Generally, interns have 5-7 learning outcomes in the first category of technical skills, and 3-5 learning outcomes in the second category of general interpersonal skills. The Leadership Activity Planning Instrument (LAPI) should be used to complete the plan. Interns should bring their plan to the first seminar class meeting of the semester.

Course Syllabus

The syllabus for the internship course will outline the activities for the seminar portion of the internship, days and times the seminar will meet, dates when assignments are due, and other requirements for the course. Each semester, the seminar is adjusted as a result of feedback from students, and the instructor’s own learning outcomes for the students registered for the course. It is important that interns use the syllabus as a guide throughout the semester so they do not miss any important instructions or deadlines.

Final Portfolio

All interns will create a culminating portfolio of the internship experience. The portfolio will include artifacts and other evidence of work experiences that document the intern’s potential as a manager and leader in their chosen field.
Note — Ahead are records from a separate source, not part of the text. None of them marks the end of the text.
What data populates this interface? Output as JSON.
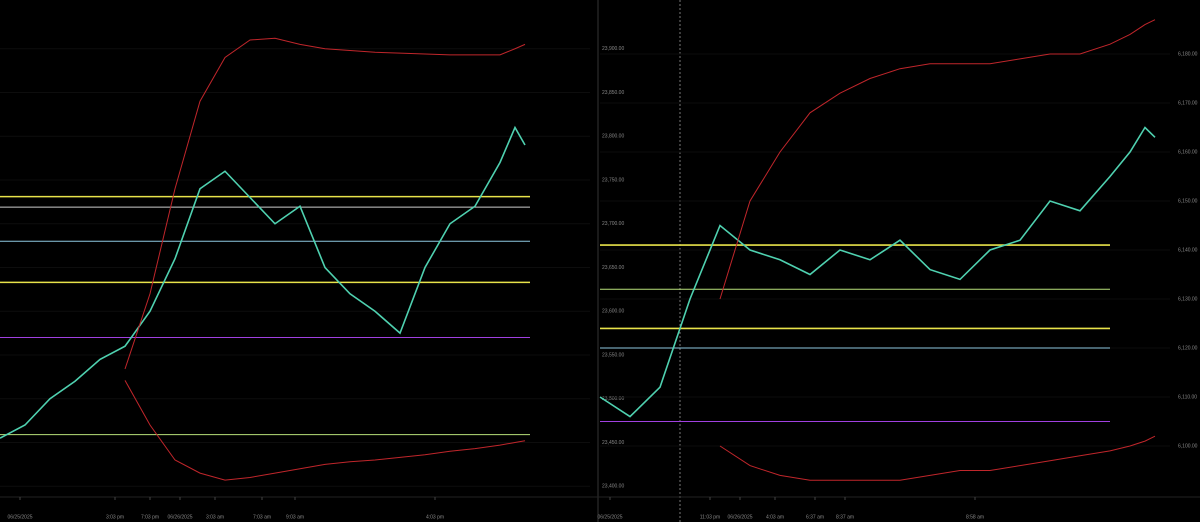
{
  "chart_data": [
    {
      "type": "line",
      "x": [
        0,
        25,
        50,
        75,
        100,
        125,
        150,
        175,
        200,
        225,
        250,
        275,
        300,
        325,
        350,
        375,
        400,
        425,
        450,
        475,
        500,
        515,
        525
      ],
      "xlim": [
        0,
        590
      ],
      "xticks": [
        {
          "value": 20,
          "label": "06/25/2025"
        },
        {
          "value": 115,
          "label": "3:03 pm"
        },
        {
          "value": 150,
          "label": "7:03 pm"
        },
        {
          "value": 180,
          "label": "06/26/2025"
        },
        {
          "value": 215,
          "label": "3:03 am"
        },
        {
          "value": 262,
          "label": "7:03 am"
        },
        {
          "value": 295,
          "label": "9:03 am"
        },
        {
          "value": 435,
          "label": "4:03 pm"
        }
      ],
      "ylim": [
        23390,
        23950
      ],
      "yticks": [
        {
          "value": 23400,
          "label": "23,400.00"
        },
        {
          "value": 23450,
          "label": "23,450.00"
        },
        {
          "value": 23500,
          "label": "23,500.00"
        },
        {
          "value": 23550,
          "label": "23,550.00"
        },
        {
          "value": 23600,
          "label": "23,600.00"
        },
        {
          "value": 23650,
          "label": "23,650.00"
        },
        {
          "value": 23700,
          "label": "23,700.00"
        },
        {
          "value": 23750,
          "label": "23,750.00"
        },
        {
          "value": 23800,
          "label": "23,800.00"
        },
        {
          "value": 23850,
          "label": "23,850.00"
        },
        {
          "value": 23900,
          "label": "23,900.00"
        }
      ],
      "series": [
        {
          "color": "#4fd1b0",
          "values": [
            23455,
            23470,
            23500,
            23520,
            23545,
            23560,
            23600,
            23660,
            23740,
            23760,
            23730,
            23700,
            23720,
            23650,
            23620,
            23600,
            23575,
            23650,
            23700,
            23720,
            23770,
            23810,
            23790
          ]
        },
        {
          "color": "#c0262b",
          "values": [
            null,
            null,
            null,
            null,
            null,
            23534,
            23620,
            23740,
            23840,
            23890,
            23910,
            23912,
            23905,
            23900,
            23898,
            23896,
            23895,
            23894,
            23893,
            23893,
            23893,
            23900,
            23905
          ]
        },
        {
          "color": "#c0262b",
          "values": [
            null,
            null,
            null,
            null,
            null,
            23521,
            23470,
            23430,
            23415,
            23407,
            23410,
            23415,
            23420,
            23425,
            23428,
            23430,
            23433,
            23436,
            23440,
            23443,
            23447,
            23450,
            23452
          ]
        }
      ],
      "levels": [
        {
          "value": 23731,
          "color": "#e8e34a"
        },
        {
          "value": 23633,
          "color": "#e8e34a"
        },
        {
          "value": 23719,
          "color": "#cccccc"
        },
        {
          "value": 23570,
          "color": "#a040e0"
        },
        {
          "value": 23459,
          "color": "#b8e07a"
        },
        {
          "value": 23680,
          "color": "#8ec7e0"
        }
      ]
    },
    {
      "type": "line",
      "x": [
        0,
        30,
        60,
        90,
        120,
        150,
        180,
        210,
        240,
        270,
        300,
        330,
        360,
        390,
        420,
        450,
        480,
        510,
        530,
        545,
        555
      ],
      "xlim": [
        0,
        570
      ],
      "xticks": [
        {
          "value": 10,
          "label": "06/25/2025"
        },
        {
          "value": 110,
          "label": "11:03 pm"
        },
        {
          "value": 140,
          "label": "06/26/2025"
        },
        {
          "value": 175,
          "label": "4:03 am"
        },
        {
          "value": 215,
          "label": "6:37 am"
        },
        {
          "value": 245,
          "label": "8:37 am"
        },
        {
          "value": 375,
          "label": "8:58 am"
        }
      ],
      "ylim": [
        6090,
        6190
      ],
      "yticks": [
        {
          "value": 6100,
          "label": "6,100.00"
        },
        {
          "value": 6110,
          "label": "6,110.00"
        },
        {
          "value": 6120,
          "label": "6,120.00"
        },
        {
          "value": 6130,
          "label": "6,130.00"
        },
        {
          "value": 6140,
          "label": "6,140.00"
        },
        {
          "value": 6150,
          "label": "6,150.00"
        },
        {
          "value": 6160,
          "label": "6,160.00"
        },
        {
          "value": 6170,
          "label": "6,170.00"
        },
        {
          "value": 6180,
          "label": "6,180.00"
        }
      ],
      "series": [
        {
          "color": "#4fd1b0",
          "values": [
            6110,
            6106,
            6112,
            6130,
            6145,
            6140,
            6138,
            6135,
            6140,
            6138,
            6142,
            6136,
            6134,
            6140,
            6142,
            6150,
            6148,
            6155,
            6160,
            6165,
            6163
          ]
        },
        {
          "color": "#c0262b",
          "values": [
            null,
            null,
            null,
            null,
            6130,
            6150,
            6160,
            6168,
            6172,
            6175,
            6177,
            6178,
            6178,
            6178,
            6179,
            6180,
            6180,
            6182,
            6184,
            6186,
            6187
          ]
        },
        {
          "color": "#c0262b",
          "values": [
            null,
            null,
            null,
            null,
            6100,
            6096,
            6094,
            6093,
            6093,
            6093,
            6093,
            6094,
            6095,
            6095,
            6096,
            6097,
            6098,
            6099,
            6100,
            6101,
            6102
          ]
        }
      ],
      "levels": [
        {
          "value": 6141,
          "color": "#e8e34a"
        },
        {
          "value": 6124,
          "color": "#e8e34a"
        },
        {
          "value": 6105,
          "color": "#a040e0"
        },
        {
          "value": 6132,
          "color": "#b8e07a"
        },
        {
          "value": 6120,
          "color": "#8ec7e0"
        }
      ]
    }
  ]
}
We encourage (not require) interns to create an electronic portfolio that could be used by the intern when seeking prospective employment opportunities.
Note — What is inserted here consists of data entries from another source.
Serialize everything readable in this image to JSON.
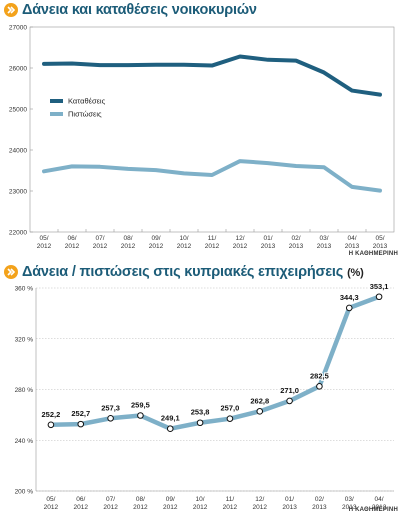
{
  "source_label": "Η ΚΑΘΗΜΕΡΙΝΗ",
  "colors": {
    "title": "#1c5c78",
    "dark_series": "#1f5f7f",
    "light_series": "#7eb0c8",
    "icon": "#f3a21b",
    "gridline": "#bbbbbb"
  },
  "chart_data": [
    {
      "type": "line",
      "title": "Δάνεια και καταθέσεις νοικοκυριών",
      "categories": [
        "05/\n2012",
        "06/\n2012",
        "07/\n2012",
        "08/\n2012",
        "09/\n2012",
        "10/\n2012",
        "11/\n2012",
        "12/\n2012",
        "01/\n2013",
        "02/\n2013",
        "03/\n2013",
        "04/\n2013",
        "05/\n2013"
      ],
      "ylim": [
        22000,
        27000
      ],
      "yticks": [
        22000,
        23000,
        24000,
        25000,
        26000,
        27000
      ],
      "ytick_labels": [
        "22000",
        "23000",
        "24000",
        "25000",
        "26000",
        "27000"
      ],
      "grid": false,
      "legend": "left",
      "series": [
        {
          "name": "Καταθέσεις",
          "color": "#1f5f7f",
          "values": [
            26100,
            26110,
            26070,
            26070,
            26080,
            26080,
            26060,
            26280,
            26200,
            26180,
            25890,
            25450,
            25350
          ]
        },
        {
          "name": "Πιστώσεις",
          "color": "#7eb0c8",
          "values": [
            23480,
            23600,
            23590,
            23540,
            23510,
            23430,
            23390,
            23730,
            23680,
            23610,
            23580,
            23100,
            23010
          ]
        }
      ]
    },
    {
      "type": "line",
      "title": "Δάνεια / πιστώσεις στις κυπριακές επιχειρήσεις",
      "unit": "(%)",
      "categories": [
        "05/\n2012",
        "06/\n2012",
        "07/\n2012",
        "08/\n2012",
        "09/\n2012",
        "10/\n2012",
        "11/\n2012",
        "12/\n2012",
        "01/\n2013",
        "02/\n2013",
        "03/\n2013",
        "04/\n2013"
      ],
      "ylim": [
        200,
        360
      ],
      "yticks": [
        200,
        240,
        280,
        320,
        360
      ],
      "ytick_labels": [
        "200 %",
        "240 %",
        "280 %",
        "320 %",
        "360 %"
      ],
      "grid": true,
      "series": [
        {
          "color": "#7eb0c8",
          "values": [
            252.2,
            252.7,
            257.3,
            259.5,
            249.1,
            253.8,
            257.0,
            262.8,
            271.0,
            282.5,
            344.3,
            353.1
          ],
          "labels": [
            "252,2",
            "252,7",
            "257,3",
            "259,5",
            "249,1",
            "253,8",
            "257,0",
            "262,8",
            "271,0",
            "282,5",
            "344,3",
            "353,1"
          ]
        }
      ]
    }
  ]
}
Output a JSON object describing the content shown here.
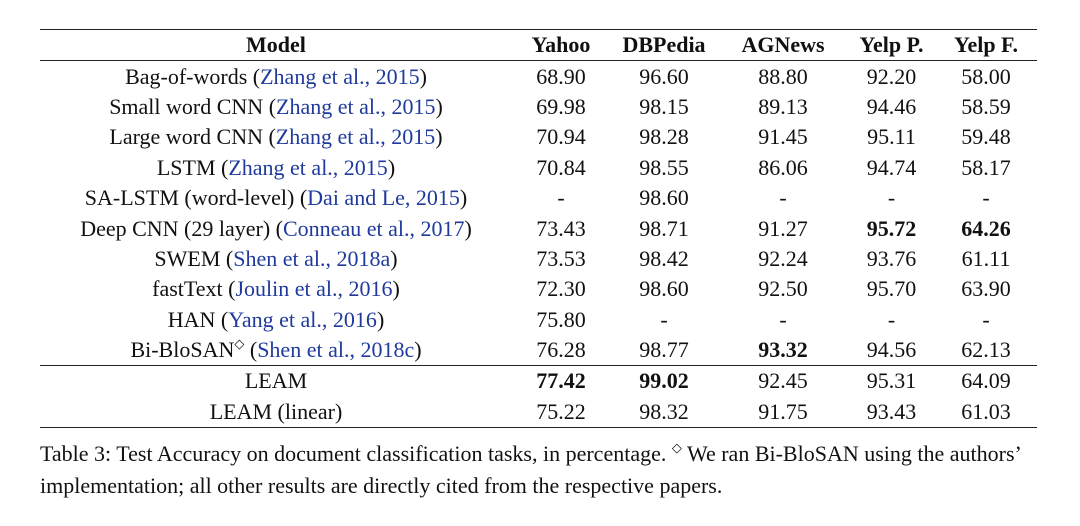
{
  "table": {
    "columns": [
      "Model",
      "Yahoo",
      "DBPedia",
      "AGNews",
      "Yelp P.",
      "Yelp F."
    ],
    "groups": [
      [
        {
          "parts": [
            {
              "text": "Bag-of-words ("
            },
            {
              "text": "Zhang et al., 2015",
              "link": true
            },
            {
              "text": ")"
            }
          ],
          "values": [
            "68.90",
            "96.60",
            "88.80",
            "92.20",
            "58.00"
          ]
        },
        {
          "parts": [
            {
              "text": "Small word CNN ("
            },
            {
              "text": "Zhang et al., 2015",
              "link": true
            },
            {
              "text": ")"
            }
          ],
          "values": [
            "69.98",
            "98.15",
            "89.13",
            "94.46",
            "58.59"
          ]
        },
        {
          "parts": [
            {
              "text": "Large word CNN ("
            },
            {
              "text": "Zhang et al., 2015",
              "link": true
            },
            {
              "text": ")"
            }
          ],
          "values": [
            "70.94",
            "98.28",
            "91.45",
            "95.11",
            "59.48"
          ]
        },
        {
          "parts": [
            {
              "text": "LSTM ("
            },
            {
              "text": "Zhang et al., 2015",
              "link": true
            },
            {
              "text": ")"
            }
          ],
          "values": [
            "70.84",
            "98.55",
            "86.06",
            "94.74",
            "58.17"
          ]
        },
        {
          "parts": [
            {
              "text": "SA-LSTM (word-level) ("
            },
            {
              "text": "Dai and Le, 2015",
              "link": true
            },
            {
              "text": ")"
            }
          ],
          "values": [
            "-",
            "98.60",
            "-",
            "-",
            "-"
          ]
        },
        {
          "parts": [
            {
              "text": "Deep CNN (29 layer) ("
            },
            {
              "text": "Conneau et al., 2017",
              "link": true
            },
            {
              "text": ")"
            }
          ],
          "values": [
            "73.43",
            "98.71",
            "91.27",
            "95.72",
            "64.26"
          ],
          "bold": [
            3,
            4
          ]
        },
        {
          "parts": [
            {
              "text": "SWEM ("
            },
            {
              "text": "Shen et al., 2018a",
              "link": true
            },
            {
              "text": ")"
            }
          ],
          "values": [
            "73.53",
            "98.42",
            "92.24",
            "93.76",
            "61.11"
          ]
        },
        {
          "parts": [
            {
              "text": "fastText ("
            },
            {
              "text": "Joulin et al., 2016",
              "link": true
            },
            {
              "text": ")"
            }
          ],
          "values": [
            "72.30",
            "98.60",
            "92.50",
            "95.70",
            "63.90"
          ]
        },
        {
          "parts": [
            {
              "text": "HAN ("
            },
            {
              "text": "Yang et al., 2016",
              "link": true
            },
            {
              "text": ")"
            }
          ],
          "values": [
            "75.80",
            "-",
            "-",
            "-",
            "-"
          ]
        },
        {
          "parts": [
            {
              "text": "Bi-BloSAN"
            },
            {
              "text": "◇",
              "sup": true
            },
            {
              "text": " ("
            },
            {
              "text": "Shen et al., 2018c",
              "link": true
            },
            {
              "text": ")"
            }
          ],
          "values": [
            "76.28",
            "98.77",
            "93.32",
            "94.56",
            "62.13"
          ],
          "bold": [
            2
          ]
        }
      ],
      [
        {
          "parts": [
            {
              "text": "LEAM"
            }
          ],
          "values": [
            "77.42",
            "99.02",
            "92.45",
            "95.31",
            "64.09"
          ],
          "bold": [
            0,
            1
          ]
        },
        {
          "parts": [
            {
              "text": "LEAM (linear)"
            }
          ],
          "values": [
            "75.22",
            "98.32",
            "91.75",
            "93.43",
            "61.03"
          ]
        }
      ]
    ],
    "caption": [
      {
        "text": "Table 3: Test Accuracy on document classification tasks, in percentage. "
      },
      {
        "text": "◇",
        "sup": true
      },
      {
        "text": " We ran Bi-BloSAN using the authors’ implementation; all other results are directly cited from the respective papers."
      }
    ]
  }
}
The final portfolio should, at a minimum, include most of the following elements. Other artifacts chosen by the intern can also be included in the portfolio. (The intern needs to communicate with the university supervisor to make changes/additions to what is included in the portfolio).

  • Updated resume: Interns should have an updated resume that includes the internship experience and is ready for submission to potential employers. The resume should be professional and edited prior to including it in the portfolio.
  • Statement of philosophy about the leadership position examined: It is not uncommon for an intern to change the way he/she views a leadership position after the experience is over. This statement should reflect the interns previous views of the position, and any new insights gained from the internship experience. This is generally a 1-2 page summary statement.
  • Copy of the Leadership Activity plan: The Leadership Activity Plan should be included in the portfolio as a reminder to the intern of his/her accomplishments.
  • Narrative description of the internship (goals and objectives accomplished or not): This is an opportunity for the intern to reflect on the specific objectives outlined in the Leadership Activity plan. The narrative should expand on the intern’s selection of objectives for the internship experience, and discuss the specific learning outcomes as a result of accomplishing the objectives. In some cases, the intern may not have accomplished a particular goal, and the learning gained from this experience is also important to include in the description. (2-3 pages).
  • Artifacts from the internship: The intern must decide on the artifacts to include in this section. (These might include presentations, projects, research completed, email exchanges, copies of flyers or memo’s, to name a few).
  • Sample written correspondence: Employers are often interested in written communication skills. Interns can demonstrate competence in this area by providing examples of correspondence that was written by them.
  • Log of hours (if not turned in on-line).
  • Other samples of work completed: It is likely that there are other artifacts that have not been mentioned that the intern might want to include in the portfolio, or that the university supervisor asks the intern to include. Some examples: video’s, photographs, journals, PowerPoint presentations.